In April 1865, at the very end of the American Civil War, the renowned abolitionist (and ex-slave) Frederick Douglass spoke to the Boston Anti-Slavery Society in support of black suffrage. His words still resonate 144 years later, particularly those near the end of his speech.

Let me not be misunderstood here. I am not asking for sympathy at the hands of abolitionists, sympathy at the hands of any. I think the American people are disposed often to be generous rather than just. … What I ask for the Negro is not benevolence, not pity, not sympathy, but simply justice. The American people have always been anxious to know what they shall do with us. … Everybody has asked the question … “What shall we do with the Negro?” I have had but one answer from the beginning. Do nothing with us! Your doing with us has already played the mischief with us. Do nothing with us! If the apples will not remain on the tree of their own strength, if they are wormeaten at the core, if they are early ripe and disposed to fall, let them fall! I am not for tying or fastening them on the tree in any way, except by nature’s plan, and if they will not stay there, let them fall. And if the Negro cannot stand on his own legs, let him fall also. All I ask is, give him a chance to stand on his own legs! Let him alone! [Y]our interference is doing him a positive injury. … Let him fall if he cannot stand alone!
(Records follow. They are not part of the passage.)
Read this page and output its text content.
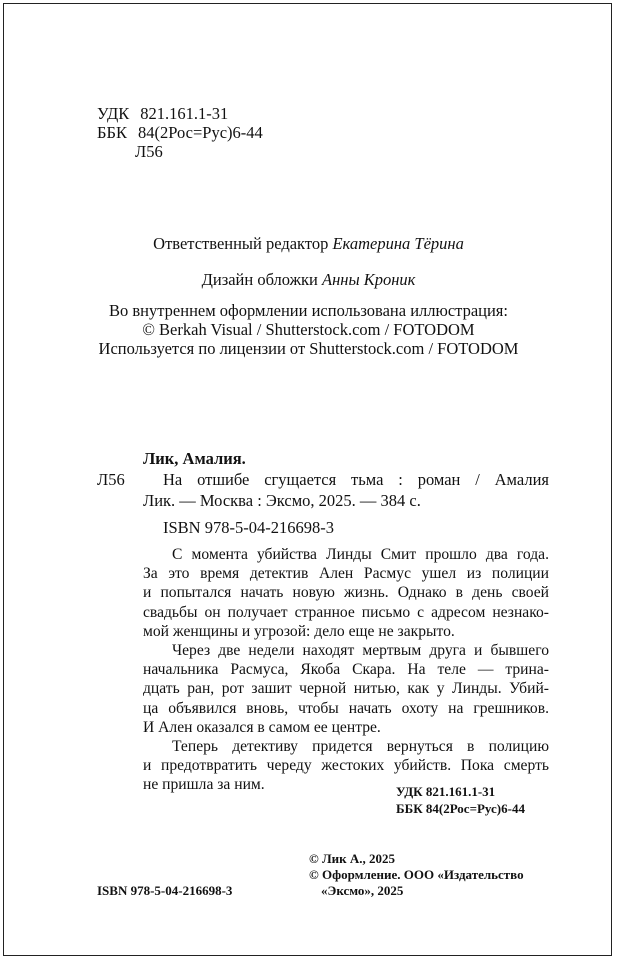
УДК 821.161.1-31
ББК 84(2Рос=Рус)6-44
Л56
Ответственный редактор Екатерина Тёрина
Дизайн обложки Анны Кроник
Во внутреннем оформлении использована иллюстрация:
© Berkah Visual / Shutterstock.com / FOTODOM
Используется по лицензии от Shutterstock.com / FOTODOM
Лик, Амалия.
Л56 На отшибе сгущается тьма : роман / Амалия
Лик. — Москва : Эксмо, 2025. — 384 с.
ISBN 978-5-04-216698-3
С момента убийства Линды Смит прошло два года.
За это время детектив Ален Расмус ушел из полиции
и попытался начать новую жизнь. Однако в день своей
свадьбы он получает странное письмо с адресом незнако-
мой женщины и угрозой: дело еще не закрыто.
Через две недели находят мертвым друга и бывшего
начальника Расмуса, Якоба Скара. На теле — трина-
дцать ран, рот зашит черной нитью, как у Линды. Убий-
ца объявился вновь, чтобы начать охоту на грешников.
И Ален оказался в самом ее центре.
Теперь детективу придется вернуться в полицию
и предотвратить череду жестоких убийств. Пока смерть
не пришла за ним.	УДК 821.161.1-31
ББК 84(2Рос=Рус)6-44
© Лик А., 2025
© Оформление. ООО «Издательство
«Эксмо», 2025
ISBN 978-5-04-216698-3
To modern Americans, one of the first thoughts that likely comes to mind upon reading these words is that they could never be uttered in polite company today. Nearly anyone who said these words in any kind of context would risk being branded a racist.

We hear much of the “structural racism” present in America today, yet “structural racism” — codified or state-sponsored actions (such as slavery or Jim Crow) — is flagrantly illegal and severely punished, and has been for over a generation.  Racial discrimination in virtually any sector of life (the government, the workplace, schools) is illegal, and the social pressure against discriminating on the basis of race in one’s private life — or even holding racist opinions — is immense.

One would think that in this kind of setting (one in which any kind of racial discrimination is severely punished by the government and makes the perpetrator a social pariah) making a speech like the one Frederick Douglass gave would not make someone a social leper. One would be wrong.

Frederick Douglass faced “structural racist” discrimination of a kind impossible for anyone in America today to experience, yet he felt completely at ease with the words quoted above. That he would either be gagged by social pressures or branded a racist if he spoke them today speaks volumes about the unfortunate state of our understanding of race and racial issues in modern America.